Getting the Expected Checksum
Where do you find the expected hash? It depends on the project:
- Official release page: Most well-maintained projects publish checksums alongside their releases. Look for a
CHECKSUMSorSHA256SUMSfile. - Compute it yourself: Download once from a trusted network, verify it manually (or through other means), then hardcode that hash.
# Compute SHA256 of a file
sha256sum /path/to/binary
# Output: abc123def456... /path/to/binary Some projects, like the ECR credential helper, publish no checksums at all. In that case, you download the binary once, compute the hash yourself, and pin it. This does not protect against a compromise that happened before your first download, but it does protect against any change after that point.
The Gotchas That Cost Me Hours
This should be a five-minute task, but several sharp edges made it take much longer.
The two-space delimiter is invisible. The sha256sum -c command requires exactly two spaces between the hash and the filepath: "abc123 /path/to/file". One space silently fails with a cryptic “no properly formatted checksum lines found” error. The error message never mentions spacing. I stared at a correct-looking hash for twenty minutes before discovering this.
Architecture-specific checksums are easy to miss. When supporting both amd64 and arm64, each architecture produces a different binary with a different hash. My first attempt used a single checksum, and the build failed only on ARM. It looked like a download issue, not a checksum mismatch, because I was not expecting architecture to matter.
Hash updates are a manual chore. Every time you bump the binary version, you need new checksums for every supported architecture. Forgetting to update a checksum after a version bump causes silent build failures that look like network errors. There is no automated solution to this — it is an inherent cost of pinning checksums.

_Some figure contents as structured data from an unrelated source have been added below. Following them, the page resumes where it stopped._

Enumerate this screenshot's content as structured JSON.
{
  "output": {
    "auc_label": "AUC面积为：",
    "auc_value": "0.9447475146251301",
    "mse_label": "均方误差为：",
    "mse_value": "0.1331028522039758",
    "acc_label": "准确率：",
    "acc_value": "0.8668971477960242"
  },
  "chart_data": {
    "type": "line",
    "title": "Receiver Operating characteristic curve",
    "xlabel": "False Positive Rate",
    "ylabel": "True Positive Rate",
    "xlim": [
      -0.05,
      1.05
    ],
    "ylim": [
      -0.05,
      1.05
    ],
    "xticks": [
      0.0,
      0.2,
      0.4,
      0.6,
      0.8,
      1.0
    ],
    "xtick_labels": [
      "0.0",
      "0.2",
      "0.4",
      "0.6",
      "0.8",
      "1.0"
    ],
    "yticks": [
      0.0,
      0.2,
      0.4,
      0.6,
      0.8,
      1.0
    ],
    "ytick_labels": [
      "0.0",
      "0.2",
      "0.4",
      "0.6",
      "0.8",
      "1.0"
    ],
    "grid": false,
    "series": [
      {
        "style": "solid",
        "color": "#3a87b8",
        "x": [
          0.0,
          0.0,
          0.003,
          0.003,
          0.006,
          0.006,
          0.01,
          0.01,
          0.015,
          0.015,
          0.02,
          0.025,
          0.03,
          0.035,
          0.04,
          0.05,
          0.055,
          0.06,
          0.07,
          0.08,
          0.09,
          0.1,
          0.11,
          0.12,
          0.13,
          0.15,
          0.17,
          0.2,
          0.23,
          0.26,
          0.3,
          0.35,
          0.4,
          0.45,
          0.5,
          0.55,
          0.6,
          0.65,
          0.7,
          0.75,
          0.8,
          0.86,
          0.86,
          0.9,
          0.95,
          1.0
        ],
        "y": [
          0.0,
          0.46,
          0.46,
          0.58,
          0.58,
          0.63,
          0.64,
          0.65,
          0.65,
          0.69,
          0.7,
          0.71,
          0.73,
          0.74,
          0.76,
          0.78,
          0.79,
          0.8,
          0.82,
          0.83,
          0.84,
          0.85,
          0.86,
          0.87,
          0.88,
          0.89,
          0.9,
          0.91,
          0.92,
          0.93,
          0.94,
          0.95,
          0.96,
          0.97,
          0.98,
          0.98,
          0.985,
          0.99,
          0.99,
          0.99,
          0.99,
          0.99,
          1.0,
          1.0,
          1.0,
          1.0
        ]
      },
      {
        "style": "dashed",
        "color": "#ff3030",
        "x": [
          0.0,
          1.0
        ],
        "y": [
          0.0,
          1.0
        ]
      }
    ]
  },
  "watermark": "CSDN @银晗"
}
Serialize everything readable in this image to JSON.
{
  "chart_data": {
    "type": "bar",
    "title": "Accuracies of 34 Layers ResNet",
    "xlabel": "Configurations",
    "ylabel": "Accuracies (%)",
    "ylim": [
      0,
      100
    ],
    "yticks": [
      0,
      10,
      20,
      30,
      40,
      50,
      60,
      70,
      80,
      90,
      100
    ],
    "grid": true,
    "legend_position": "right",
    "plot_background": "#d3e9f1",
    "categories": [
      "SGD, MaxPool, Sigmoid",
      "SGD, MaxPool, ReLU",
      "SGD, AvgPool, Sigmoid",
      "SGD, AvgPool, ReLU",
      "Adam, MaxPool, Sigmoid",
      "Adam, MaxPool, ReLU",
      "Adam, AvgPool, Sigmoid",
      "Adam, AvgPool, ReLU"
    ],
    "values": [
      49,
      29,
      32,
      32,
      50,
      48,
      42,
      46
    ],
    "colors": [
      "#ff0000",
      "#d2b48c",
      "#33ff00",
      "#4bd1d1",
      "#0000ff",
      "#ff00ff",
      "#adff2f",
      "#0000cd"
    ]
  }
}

Real Example: ECR Credential Helper
Here is how I verify the ECR credential helper in a multi-architecture Dockerfile:
RUN ARCH=$(dpkg --print-architecture)
&& if [ "$ARCH" = "arm64" ]; then
ECR_ARCH="arm64";
EXPECTED_SHA="76aa3bb223d4e64dd4456376334273f27830c8d818efe278ab6ea81cb0844420";
else
ECR_ARCH="amd64";
EXPECTED_SHA="dd6bd933e439ddb33b9f005ad5575705a243d4e1e3d286b6c82928bcb70e949a";
fi
&& curl -sL "https://amazon-ecr-credential-helper-releases.s3.us-east-2.amazonaws.com/0.9.0/linux-${ECR_ARCH}/docker-credential-ecr-login"
-o /usr/local/bin/docker-credential-ecr-login
&& echo "${EXPECTED_SHA} /usr/local/bin/docker-credential-ecr-login" | sha256sum -c -
&& chmod +x /usr/local/bin/docker-credential-ecr-login The pattern: detect architecture, select the correct hash, download, verify, then make executable. If the verification fails, the entire Docker build stops. No tampered binary reaches production.
When to Use (and When Not To)
Not every download needs manual checksum verification. The decision depends on whether the download channel already provides integrity guarantees.
| Scenario | Verification Needed? |
|---|---|
| Package manager (apt, pip) | No (built-in verification) |
| Direct binary download | Yes |
| Scripts from GitHub | Consider (or use signed releases) |
| Internal artifacts | Optional (trust your CI/CD) |
Skip manual checksums when package managers handle verification (apt, pip, npm all verify package integrity through signed manifests), when the container is ephemeral and never touches production (the supply chain risk is low and the maintenance cost is not justified), when GPG signature verification is available (signatures prove both integrity AND authenticity, while checksums prove only integrity), or when you rebuild the binary from source in CI (you control the build, so checksums are meaningless).
Takeaway
The pattern is three lines: download, verify, chmod. The hard part is not the implementation — it is remembering to do it every time you add a curl to a Dockerfile, and keeping the hashes updated when you bump versions. Make it a habit. The one time it catches a tampered binary will justify every checksum you ever maintained.